From this position, in 251 the Goths raided into the Balkans, killing the Emperors Decius and Herennius. In 267 the Goths even sailed down into Roman territory, in a kind of anticipation of the Viking (or Varangian) raids of later centuries, sacking Athens -- though, not really being seafaring themselves, they used ships from Greek colonials in the Crimea (the Cimmerian Bosporus) and nearby. The Emperor Gallienus inflicted some setbacks on them, before he was murdered, but they were finally defeated in 269 at the battle of Naissus by Claudius II, henceforth known as "Gothicus." Nevertheless, Aurelian then withdrew Roman legions and settlers from Dacia in 271. By then some of the Goths were moving on, and soon different Gothic communities can be distinguished. Previously, it was thought that Visigoths and Ostrogoths familiar from later history were already discernable. However, this now looks anachronistic, as discussed elsewhere. Gothic power did expand through the Ukraine. Eventually, it may have extended all the way to the Don, and then spread north, by some (questionable) reckonings all the way back to the Baltic. The Gothic "empire" of King Ermanaric (i.e. "King [riks] Herman," where "Herman" itself is from [h]er[i], "army," and man, "man") collapsed abruptly when the Huns arrived in about 370 -- Ermanaric is even supposed to have committed suicide. This pushed the Goths back into Roman territory, which began all the troubles for Rome.

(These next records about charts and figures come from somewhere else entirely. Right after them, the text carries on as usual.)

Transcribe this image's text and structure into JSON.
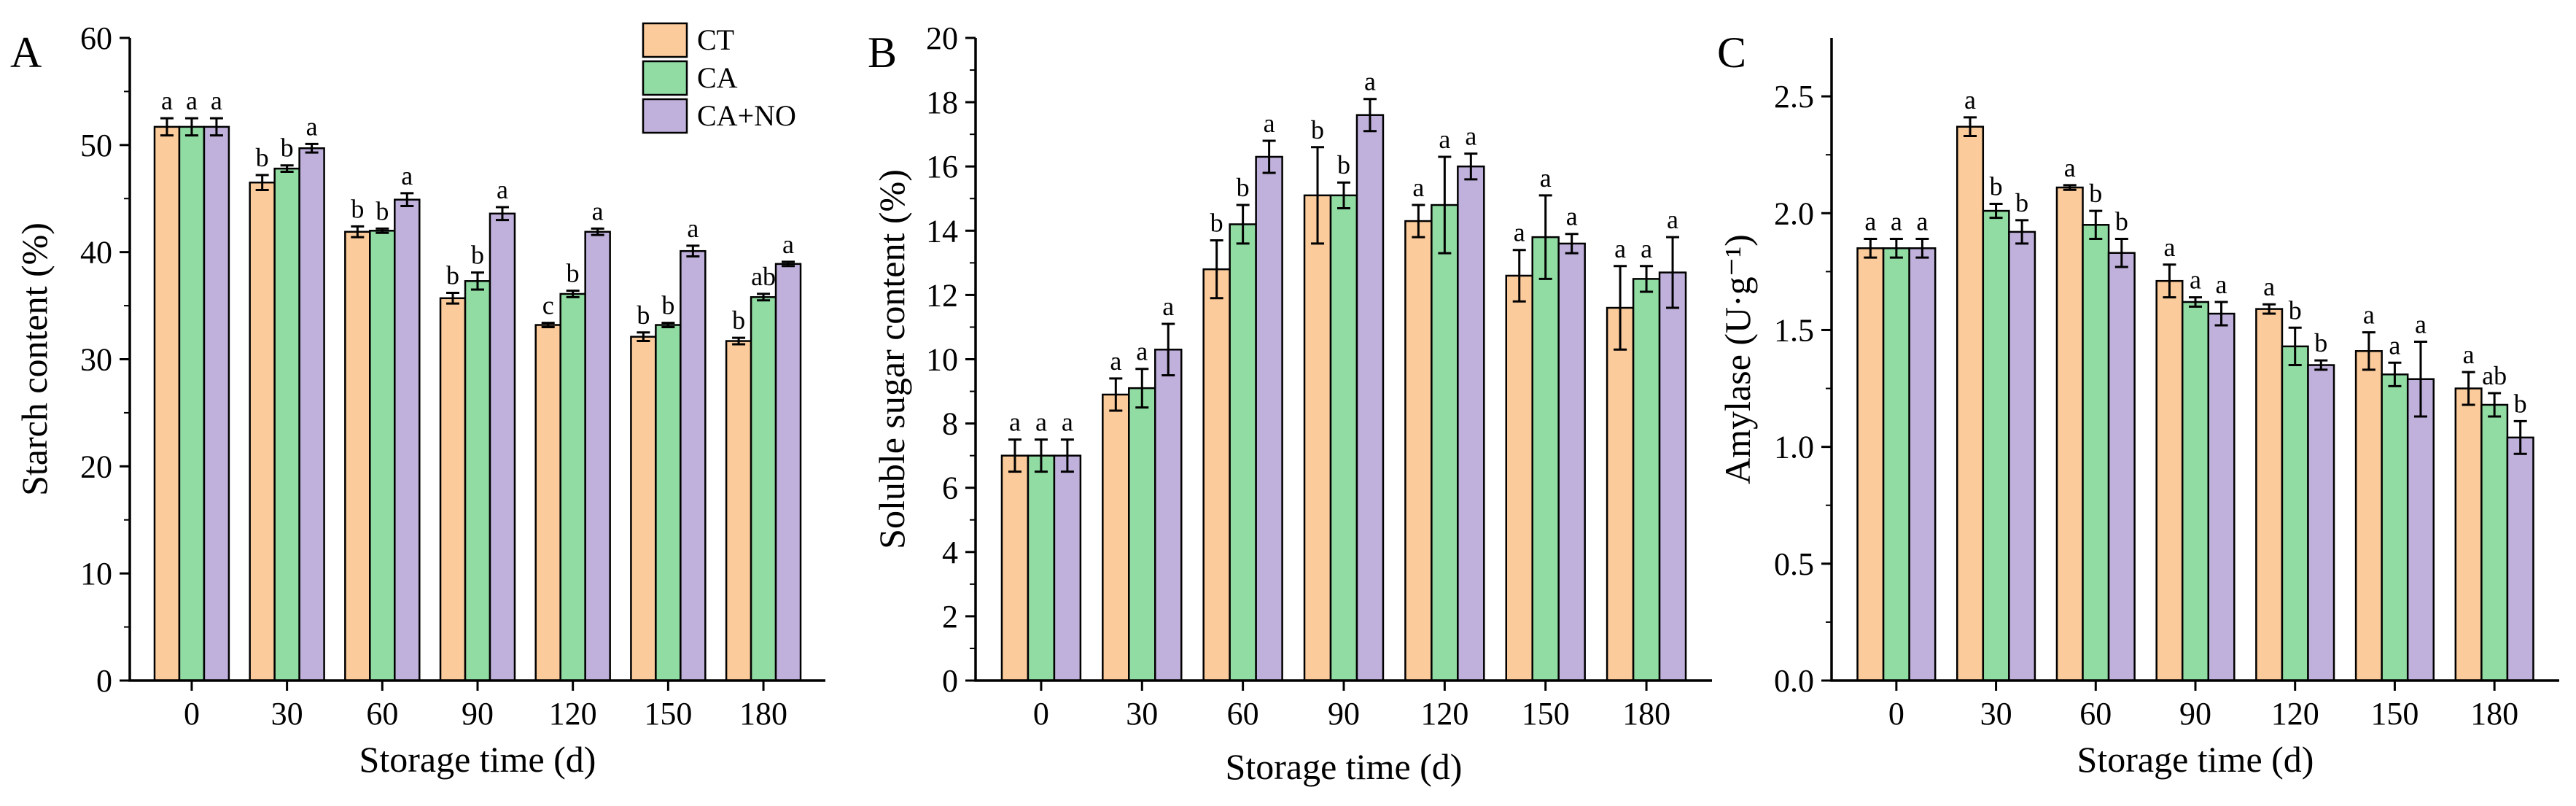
{
  "chart_data": [
    {
      "type": "bar",
      "panel": "A",
      "title": "",
      "xlabel": "Storage time (d)",
      "ylabel": "Starch content (%)",
      "ylim": [
        0,
        60
      ],
      "yticks": [
        0,
        10,
        20,
        30,
        40,
        50,
        60
      ],
      "categories": [
        "0",
        "30",
        "60",
        "90",
        "120",
        "150",
        "180"
      ],
      "legend": {
        "entries": [
          "CT",
          "CA",
          "CA+NO"
        ],
        "placement": "top-right"
      },
      "series": [
        {
          "name": "CT",
          "color": "#fbcb9b",
          "values": [
            51.7,
            46.5,
            41.9,
            35.7,
            33.2,
            32.1,
            31.7
          ],
          "errors": [
            0.8,
            0.7,
            0.5,
            0.5,
            0.2,
            0.4,
            0.3
          ],
          "sig": [
            "a",
            "b",
            "b",
            "b",
            "c",
            "b",
            "b"
          ]
        },
        {
          "name": "CA",
          "color": "#91dca3",
          "values": [
            51.7,
            47.8,
            42.0,
            37.3,
            36.1,
            33.2,
            35.8
          ],
          "errors": [
            0.8,
            0.3,
            0.2,
            0.8,
            0.3,
            0.2,
            0.3
          ],
          "sig": [
            "a",
            "b",
            "b",
            "b",
            "b",
            "b",
            "ab"
          ]
        },
        {
          "name": "CA+NO",
          "color": "#c0b1dc",
          "values": [
            51.7,
            49.7,
            44.9,
            43.6,
            41.9,
            40.1,
            38.9
          ],
          "errors": [
            0.8,
            0.4,
            0.6,
            0.6,
            0.3,
            0.5,
            0.2
          ],
          "sig": [
            "a",
            "a",
            "a",
            "a",
            "a",
            "a",
            "a"
          ]
        }
      ]
    },
    {
      "type": "bar",
      "panel": "B",
      "title": "",
      "xlabel": "Storage time (d)",
      "ylabel": "Soluble sugar content (%)",
      "ylim": [
        0,
        20
      ],
      "yticks": [
        0,
        2,
        4,
        6,
        8,
        10,
        12,
        14,
        16,
        18,
        20
      ],
      "categories": [
        "0",
        "30",
        "60",
        "90",
        "120",
        "150",
        "180"
      ],
      "series": [
        {
          "name": "CT",
          "color": "#fbcb9b",
          "values": [
            7.0,
            8.9,
            12.8,
            15.1,
            14.3,
            12.6,
            11.6
          ],
          "errors": [
            0.5,
            0.5,
            0.9,
            1.5,
            0.5,
            0.8,
            1.3
          ],
          "sig": [
            "a",
            "a",
            "b",
            "b",
            "a",
            "a",
            "a"
          ]
        },
        {
          "name": "CA",
          "color": "#91dca3",
          "values": [
            7.0,
            9.1,
            14.2,
            15.1,
            14.8,
            13.8,
            12.5
          ],
          "errors": [
            0.5,
            0.6,
            0.6,
            0.4,
            1.5,
            1.3,
            0.4
          ],
          "sig": [
            "a",
            "a",
            "b",
            "b",
            "a",
            "a",
            "a"
          ]
        },
        {
          "name": "CA+NO",
          "color": "#c0b1dc",
          "values": [
            7.0,
            10.3,
            16.3,
            17.6,
            16.0,
            13.6,
            12.7
          ],
          "errors": [
            0.5,
            0.8,
            0.5,
            0.5,
            0.4,
            0.3,
            1.1
          ],
          "sig": [
            "a",
            "a",
            "a",
            "a",
            "a",
            "a",
            "a"
          ]
        }
      ]
    },
    {
      "type": "bar",
      "panel": "C",
      "title": "",
      "xlabel": "Storage time (d)",
      "ylabel": "Amylase (U·g⁻¹)",
      "ylim": [
        0,
        2.75
      ],
      "yticks": [
        0.0,
        0.5,
        1.0,
        1.5,
        2.0,
        2.5
      ],
      "ytick_labels": [
        "0.0",
        "0.5",
        "1.0",
        "1.5",
        "2.0",
        "2.5"
      ],
      "categories": [
        "0",
        "30",
        "60",
        "90",
        "120",
        "150",
        "180"
      ],
      "series": [
        {
          "name": "CT",
          "color": "#fbcb9b",
          "values": [
            1.85,
            2.37,
            2.11,
            1.71,
            1.59,
            1.41,
            1.25
          ],
          "errors": [
            0.04,
            0.04,
            0.01,
            0.07,
            0.02,
            0.08,
            0.07
          ],
          "sig": [
            "a",
            "a",
            "a",
            "a",
            "a",
            "a",
            "a"
          ]
        },
        {
          "name": "CA",
          "color": "#91dca3",
          "values": [
            1.85,
            2.01,
            1.95,
            1.62,
            1.43,
            1.31,
            1.18
          ],
          "errors": [
            0.04,
            0.03,
            0.06,
            0.02,
            0.08,
            0.05,
            0.05
          ],
          "sig": [
            "a",
            "b",
            "b",
            "a",
            "b",
            "a",
            "ab"
          ]
        },
        {
          "name": "CA+NO",
          "color": "#c0b1dc",
          "values": [
            1.85,
            1.92,
            1.83,
            1.57,
            1.35,
            1.29,
            1.04
          ],
          "errors": [
            0.04,
            0.05,
            0.06,
            0.05,
            0.02,
            0.16,
            0.07
          ],
          "sig": [
            "a",
            "b",
            "b",
            "a",
            "b",
            "a",
            "b"
          ]
        }
      ]
    }
  ]
}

But after some centuries in the area, the Goths had left a treasure hoard behind in what later would be modern Romania. A Runic inscription on one item in the hoard contains the words Gutani, which was the Goths' own name for themselves (it turns up in Latin as Gutones) and hailag, the Gothic word for "holy" and recogniably cognate to modern German heilig. The Ostrogoths left behind something else: a small community in the Crimea. This survived and was still speaking Gothic as late as the 16th century. The Imperial Ambassador to Constantinople, Bubecq, 1560-1562, took down sixty words from informants from the Crimea, confirming the Gothic identity of their language. But then the community vanished at some later period. The long episode of Germans in the East would later evoke dreadful ambitions. There is little doubt that Hitler saw himself as revenging Ermanaric with his invasion of Russia.